Discovering that hordes of insects have made your garden their next buffet lunch can cause anyone to reach for the most toxic chemical repellant out there, just to get rid of ’em – fast. Before you decide to race off to your local garden center though, take a minute and look into using a non-chemical approach for controlling critters. Keeping poison out of your yard will help keep pests away from you and the ones you love.
Go Au Naturale
Non-chemical pest control methods have advantages over standard chemical pest control. They are generally effective for longer periods of time versus chemicals. Not to mention, they cost less. Pests do not build up immunity to non-chemical treatments the way they do manmade chemicals. Natural pest control has fewer restrictions since they are safe for humans and the environment. There are two basic categories of non-chemical pest control – biological and manual treatments.
Biological Pest Controls
- Beneficial Predators
- Purple Martins and other birds that eat insects
- Lady Bugs
- Parasitoids – These are miniature wasps that lay their eggs inside the pest. When the young are born they kill the host insect.
- Microscopic Pathogens – These are fungi, bacteria and viruses like milky spore disease, which attacks Japanese Beetles. Many of these can be found commercially.
- Biochemical pesticides – These include pheromones that lure insects into traps and juvenile hormones, which interfere with the insect’s normal growth and reproductive functions.

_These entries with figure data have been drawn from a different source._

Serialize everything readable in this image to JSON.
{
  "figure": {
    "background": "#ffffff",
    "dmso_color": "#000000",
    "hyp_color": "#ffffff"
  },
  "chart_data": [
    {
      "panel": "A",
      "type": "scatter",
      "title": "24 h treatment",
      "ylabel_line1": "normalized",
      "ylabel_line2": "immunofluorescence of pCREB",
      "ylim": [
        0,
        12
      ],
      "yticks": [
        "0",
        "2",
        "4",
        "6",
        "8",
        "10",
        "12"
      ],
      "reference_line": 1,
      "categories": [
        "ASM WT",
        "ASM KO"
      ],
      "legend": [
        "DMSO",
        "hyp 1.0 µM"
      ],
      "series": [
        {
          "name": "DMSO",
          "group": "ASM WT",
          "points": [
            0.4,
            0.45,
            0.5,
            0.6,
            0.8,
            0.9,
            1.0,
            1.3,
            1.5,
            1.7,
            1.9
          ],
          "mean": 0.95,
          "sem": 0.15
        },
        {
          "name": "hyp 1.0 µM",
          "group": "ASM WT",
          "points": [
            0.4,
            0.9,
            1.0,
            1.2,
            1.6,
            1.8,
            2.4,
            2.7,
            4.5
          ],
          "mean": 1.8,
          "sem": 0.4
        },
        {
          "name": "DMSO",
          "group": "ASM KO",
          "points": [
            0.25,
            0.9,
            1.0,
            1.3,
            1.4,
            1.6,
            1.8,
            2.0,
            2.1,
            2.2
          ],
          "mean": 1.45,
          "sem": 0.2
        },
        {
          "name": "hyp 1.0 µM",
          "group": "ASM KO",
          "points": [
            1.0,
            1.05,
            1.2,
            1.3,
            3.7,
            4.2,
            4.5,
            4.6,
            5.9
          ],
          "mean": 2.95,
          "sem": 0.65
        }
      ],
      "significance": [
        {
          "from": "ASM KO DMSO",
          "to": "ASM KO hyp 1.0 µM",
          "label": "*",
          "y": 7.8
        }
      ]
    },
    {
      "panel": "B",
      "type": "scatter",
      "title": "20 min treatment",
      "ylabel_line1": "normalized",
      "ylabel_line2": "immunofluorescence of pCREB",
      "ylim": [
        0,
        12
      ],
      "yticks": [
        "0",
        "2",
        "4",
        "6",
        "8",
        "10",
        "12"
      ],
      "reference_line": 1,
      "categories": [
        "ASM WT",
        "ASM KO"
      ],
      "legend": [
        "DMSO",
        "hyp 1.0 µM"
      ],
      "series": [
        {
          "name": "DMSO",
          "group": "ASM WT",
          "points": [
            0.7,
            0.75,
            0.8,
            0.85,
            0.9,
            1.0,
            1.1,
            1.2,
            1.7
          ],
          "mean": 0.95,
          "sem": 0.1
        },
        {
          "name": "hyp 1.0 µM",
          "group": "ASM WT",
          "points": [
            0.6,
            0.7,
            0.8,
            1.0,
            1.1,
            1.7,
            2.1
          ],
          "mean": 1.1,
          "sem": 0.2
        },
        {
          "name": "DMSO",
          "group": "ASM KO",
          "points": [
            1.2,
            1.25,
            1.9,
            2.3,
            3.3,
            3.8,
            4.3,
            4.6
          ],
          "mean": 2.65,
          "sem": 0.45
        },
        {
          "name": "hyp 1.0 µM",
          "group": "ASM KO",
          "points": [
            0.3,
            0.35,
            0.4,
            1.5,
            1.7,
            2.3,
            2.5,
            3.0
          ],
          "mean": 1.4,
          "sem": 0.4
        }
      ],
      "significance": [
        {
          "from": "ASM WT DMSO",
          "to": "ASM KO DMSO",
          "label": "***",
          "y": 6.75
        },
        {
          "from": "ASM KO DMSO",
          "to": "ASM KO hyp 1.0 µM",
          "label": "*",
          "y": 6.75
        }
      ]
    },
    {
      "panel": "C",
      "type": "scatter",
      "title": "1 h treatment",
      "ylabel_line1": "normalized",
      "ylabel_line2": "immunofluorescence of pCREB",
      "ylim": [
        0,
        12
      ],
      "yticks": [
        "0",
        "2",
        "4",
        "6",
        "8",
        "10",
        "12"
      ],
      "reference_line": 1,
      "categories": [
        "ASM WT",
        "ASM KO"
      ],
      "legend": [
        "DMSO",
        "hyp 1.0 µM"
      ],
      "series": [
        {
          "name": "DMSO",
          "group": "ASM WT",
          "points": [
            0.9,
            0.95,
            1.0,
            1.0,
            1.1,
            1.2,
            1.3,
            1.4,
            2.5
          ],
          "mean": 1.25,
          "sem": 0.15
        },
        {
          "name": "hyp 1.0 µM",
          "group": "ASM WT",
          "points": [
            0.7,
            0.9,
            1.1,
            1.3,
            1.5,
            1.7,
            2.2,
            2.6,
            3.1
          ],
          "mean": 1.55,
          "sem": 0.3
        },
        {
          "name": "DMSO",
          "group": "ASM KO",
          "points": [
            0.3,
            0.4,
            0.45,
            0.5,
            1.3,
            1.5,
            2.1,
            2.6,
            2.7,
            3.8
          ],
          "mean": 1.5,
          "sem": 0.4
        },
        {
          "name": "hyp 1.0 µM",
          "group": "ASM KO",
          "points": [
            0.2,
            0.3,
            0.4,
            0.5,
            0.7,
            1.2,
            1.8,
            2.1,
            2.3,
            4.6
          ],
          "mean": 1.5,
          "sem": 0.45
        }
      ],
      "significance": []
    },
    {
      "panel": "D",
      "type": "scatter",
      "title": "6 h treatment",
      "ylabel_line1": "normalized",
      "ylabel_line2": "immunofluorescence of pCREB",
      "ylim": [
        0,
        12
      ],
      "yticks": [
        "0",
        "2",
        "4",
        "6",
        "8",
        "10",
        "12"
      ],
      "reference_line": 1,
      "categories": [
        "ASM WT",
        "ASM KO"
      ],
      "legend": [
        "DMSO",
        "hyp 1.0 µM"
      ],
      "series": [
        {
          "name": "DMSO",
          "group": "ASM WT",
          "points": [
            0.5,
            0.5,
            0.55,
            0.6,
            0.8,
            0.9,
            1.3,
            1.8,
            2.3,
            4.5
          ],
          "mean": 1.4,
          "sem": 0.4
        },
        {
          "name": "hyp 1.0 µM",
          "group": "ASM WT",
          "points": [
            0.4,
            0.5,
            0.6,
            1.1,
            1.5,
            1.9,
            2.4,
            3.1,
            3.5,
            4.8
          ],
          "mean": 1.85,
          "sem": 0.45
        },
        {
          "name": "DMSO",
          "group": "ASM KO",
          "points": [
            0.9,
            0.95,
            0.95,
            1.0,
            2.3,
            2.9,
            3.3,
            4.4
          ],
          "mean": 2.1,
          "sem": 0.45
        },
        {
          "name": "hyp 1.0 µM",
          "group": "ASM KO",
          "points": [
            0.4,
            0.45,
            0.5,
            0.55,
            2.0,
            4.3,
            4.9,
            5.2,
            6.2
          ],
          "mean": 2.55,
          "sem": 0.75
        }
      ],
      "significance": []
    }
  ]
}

Manual Methods of Pest Control
- Spading and hoeing to cut up weeds and eliminate insect breeding sites
- Hand picking weeds
- Setting traps for rats, mice and other critters so they can be re-released elsewhere
- Mulching to reduce weed growth
Good Bugs vs. Bad Bugs
Not every bug has to die. There are actually some insects out there that are beneficial for your garden. If you use chemical pesticides you run the risk of killing off the good bugs as well as the bad. Here are a few friendly critters that you may want to welcome into your garden.
- Brachonids, Chalcids and Ichneumon – Leaf eating caterpillars
- Lady Bugs – Aphids, mites, white flies and scale
- Lacewings – Aphids
- Hover flies – Aphids
- Praying Mantas – Most insects
- Nematodes – Cutworms and Beetles
A Sprinkle a Day Keeps Bugs Away
If you are just overrun with pests and need something to stem the tide, there are plenty of non-toxic remedies you can buy or make yourself. One of the best is called Diatomaceous earth (food grade). It is a chalky power made from the fossilized remains of Diatoms, which is a type of hard shelled algae. This multi-purposed talc prevents everything from earwigs, slugs and other soft bodied pests to fleas, ants and cockroaches. Just sprinkle it around the edge of your garden or lawn (anywhere the insects will crawl through it) and the pests will pick up the dust and die. Warning: You can even use it to treat Fido for fleas!
The Best Defense is a Good Offense
The Environmental Protection Agency (EPA) has found that homeowners actually use about three times the amount of chemical pesticides in their yards and gardens than farmers. That’s a scary statistic when you consider that the water runoff from homes in your neighborhood may wind up in your drinking water. What is the best way to rid your garden or lawn of pests? The best defense is a good offense. Start with a healthy garden or lawn.
- Pull out weak plants – They may be infected or can attract pests.
- Build up healthy organic soil – Top dressing your soil with compost or natural fertilizer will help develop strong plants.
- Use seaweed mulch or spray – Seaweed contains trace elements of iron, zinc and sulfur, which will enhance growth. It also repels some insects.
- Get rid of debris – Minimize insect habitat.
- Interplant and rotate crops – Insects usually like certain plants. Planting in different areas of your yard each season will keep pests from coming back and spreading.
- Keep foliage dry – Water early so foliage can dry. Wet plants encourage fungi growth and insect damage.
- Disinfect – If you’ve been working with infected plants, clean tools before moving to another area of garden.